Azure-resident tenants
- Foundry proxy primary
- Direct Anthropic API backup
- Bedrock cross-cloud last resort
AWS-resident tenants
- Bedrock primary
- Direct Anthropic API backup
- Foundry proxy cross-cloud last resort
Only recoverable errors (429, 5xx) trigger failover. Non-recoverable errors (auth, bad request, content policy) skip the chain and surface to the worker, which decides whether to retry on the next tick or escalate.

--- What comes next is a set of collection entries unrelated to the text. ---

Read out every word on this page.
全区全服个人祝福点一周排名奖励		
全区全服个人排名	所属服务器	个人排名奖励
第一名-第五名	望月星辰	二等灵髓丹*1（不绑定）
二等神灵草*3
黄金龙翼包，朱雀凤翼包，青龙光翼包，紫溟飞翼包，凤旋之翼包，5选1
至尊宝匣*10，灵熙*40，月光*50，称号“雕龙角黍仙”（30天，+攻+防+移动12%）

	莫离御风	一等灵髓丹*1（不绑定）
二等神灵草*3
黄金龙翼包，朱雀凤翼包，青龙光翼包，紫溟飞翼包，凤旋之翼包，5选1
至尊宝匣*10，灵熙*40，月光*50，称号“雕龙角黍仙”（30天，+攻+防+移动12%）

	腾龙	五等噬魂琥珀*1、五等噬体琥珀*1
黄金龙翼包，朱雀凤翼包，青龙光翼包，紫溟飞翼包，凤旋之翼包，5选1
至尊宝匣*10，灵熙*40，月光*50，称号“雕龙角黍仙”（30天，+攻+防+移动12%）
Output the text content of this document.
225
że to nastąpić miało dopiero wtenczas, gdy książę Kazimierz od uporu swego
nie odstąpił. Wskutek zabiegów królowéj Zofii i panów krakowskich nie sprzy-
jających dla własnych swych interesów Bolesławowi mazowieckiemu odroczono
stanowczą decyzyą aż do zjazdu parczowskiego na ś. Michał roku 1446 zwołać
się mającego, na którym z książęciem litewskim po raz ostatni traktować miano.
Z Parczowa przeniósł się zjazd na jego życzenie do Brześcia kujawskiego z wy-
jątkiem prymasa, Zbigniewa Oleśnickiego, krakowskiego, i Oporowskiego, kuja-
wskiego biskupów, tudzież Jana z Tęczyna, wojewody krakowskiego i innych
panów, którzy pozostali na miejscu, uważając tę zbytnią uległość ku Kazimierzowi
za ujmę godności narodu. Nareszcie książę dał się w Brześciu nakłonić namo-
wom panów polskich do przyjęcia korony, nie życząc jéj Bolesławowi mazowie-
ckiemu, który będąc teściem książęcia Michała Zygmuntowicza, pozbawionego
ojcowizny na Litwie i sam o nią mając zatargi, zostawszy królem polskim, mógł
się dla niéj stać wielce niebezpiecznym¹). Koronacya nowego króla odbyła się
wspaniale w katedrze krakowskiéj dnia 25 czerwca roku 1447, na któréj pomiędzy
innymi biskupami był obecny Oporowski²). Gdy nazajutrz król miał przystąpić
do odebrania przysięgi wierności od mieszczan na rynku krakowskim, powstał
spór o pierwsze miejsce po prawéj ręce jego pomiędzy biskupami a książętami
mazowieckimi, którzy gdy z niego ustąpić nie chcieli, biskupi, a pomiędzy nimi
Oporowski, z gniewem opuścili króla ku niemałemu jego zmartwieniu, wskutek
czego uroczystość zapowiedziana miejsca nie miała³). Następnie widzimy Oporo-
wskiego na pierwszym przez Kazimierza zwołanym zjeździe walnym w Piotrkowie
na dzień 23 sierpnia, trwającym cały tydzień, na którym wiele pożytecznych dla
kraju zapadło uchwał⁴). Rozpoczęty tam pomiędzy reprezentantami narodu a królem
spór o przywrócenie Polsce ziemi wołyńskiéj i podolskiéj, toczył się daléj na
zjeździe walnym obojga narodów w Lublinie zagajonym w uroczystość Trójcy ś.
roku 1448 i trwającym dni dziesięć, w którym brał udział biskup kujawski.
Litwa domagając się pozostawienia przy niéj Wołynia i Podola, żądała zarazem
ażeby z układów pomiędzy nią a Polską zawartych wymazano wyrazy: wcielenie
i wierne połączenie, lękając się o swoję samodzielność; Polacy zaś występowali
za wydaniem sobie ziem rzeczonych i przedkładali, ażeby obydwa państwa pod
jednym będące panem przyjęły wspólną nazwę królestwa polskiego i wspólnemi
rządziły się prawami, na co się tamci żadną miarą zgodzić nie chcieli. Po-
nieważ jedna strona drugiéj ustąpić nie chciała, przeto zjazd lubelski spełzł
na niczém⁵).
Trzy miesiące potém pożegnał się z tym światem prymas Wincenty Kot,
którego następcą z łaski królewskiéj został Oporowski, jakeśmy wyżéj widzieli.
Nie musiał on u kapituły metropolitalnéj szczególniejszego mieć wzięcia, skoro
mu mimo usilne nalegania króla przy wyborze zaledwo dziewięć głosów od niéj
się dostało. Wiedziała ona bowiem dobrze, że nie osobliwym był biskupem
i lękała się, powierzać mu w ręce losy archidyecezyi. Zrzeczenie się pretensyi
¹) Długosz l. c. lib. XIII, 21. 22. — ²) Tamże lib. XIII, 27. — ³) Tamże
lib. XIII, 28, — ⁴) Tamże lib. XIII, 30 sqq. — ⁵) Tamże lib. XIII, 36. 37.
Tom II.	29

Metering and budget events
Every model call emits a budget_charge event with per-tier executor tokens, advisor tokens, cache reads / cache creations, dollars, latency, and an advisor_consulted flag. The warm store materializes fact_model_call for cost analytics. Continuations get an alert at 80% of the soft cap; at 60% the kernel begins downshifting; at 30% it drops to plain haiku.
Execution phases
- Phase 0
Foundry portal deployments
Deploy claude-opus-4-6, claude-sonnet-4-6, claude-haiku-4-5 as Global Standard models in a supported region. Verify each tier returns HTTP 200. Manual, no code.
- Phase 1
Substrate interface
Extend the Substrate Protocol with a ModelDispatch contract. Define ModelCallResult and ModelUsage with explicit executor/advisor token splits. Pure types, no cloud SDKs.
- Phase 2
Azure Foundry implementation
AzureFoundryModelDispatch hits the Anthropic proxy endpoint (services.ai.azure.com/anthropic/v1). Stateless. Adds advisor tool injection for Sonnet/Haiku. Pricing + usage reported back through the result.
- Phase 3
AWS Bedrock implementation
BedrockModelDispatch through boto3 invoke_model. Advisor Strategy not native on Bedrock — falls back to direct Anthropic API for advisor calls. Same test suite as Azure must pass.
- Phase 4
Policy kernel routing
Layer B emits one of five tiers in the gradient. Budget-aware downshift compensates with the advisor when crossing tier boundaries.
- Phase 5
Failover chain
FailoverModelRouter wraps providers in preference order: Foundry → direct Anthropic → Bedrock (Azure path) or Bedrock → direct Anthropic → Foundry (AWS path).
- Phase 6
Metering + budget events
Every call emits a budget_charge event with per-tier tokens, cache hits, advisor tokens, dollars, and latency. Warm store materializes fact_model_call.
- Phase 7
Environment + IaC
Env vars for endpoint, key, three deployment IDs, advisor toggle, failover toggle. Key Vault / Secrets Manager provisioning in IaC.
The architectural bet
The model market commoditizes faster than control planes do. By making model calls stateless and the dispatch layer pluggable, Maestro's value lives where it belongs — in the continuation, the context field, and the policy kernel — not in any single model vendor's session state. Foundry Anthropic, Bedrock Claude, and direct Anthropic are interchangeable backends behind one protocol. The pager is the seam.
The full implementation spec — prerequisites, file inventory, env vars, test plan — lives in TASK-maestro-foundry-model-dispatch. This page is the architectural surface. The task doc is the build sheet.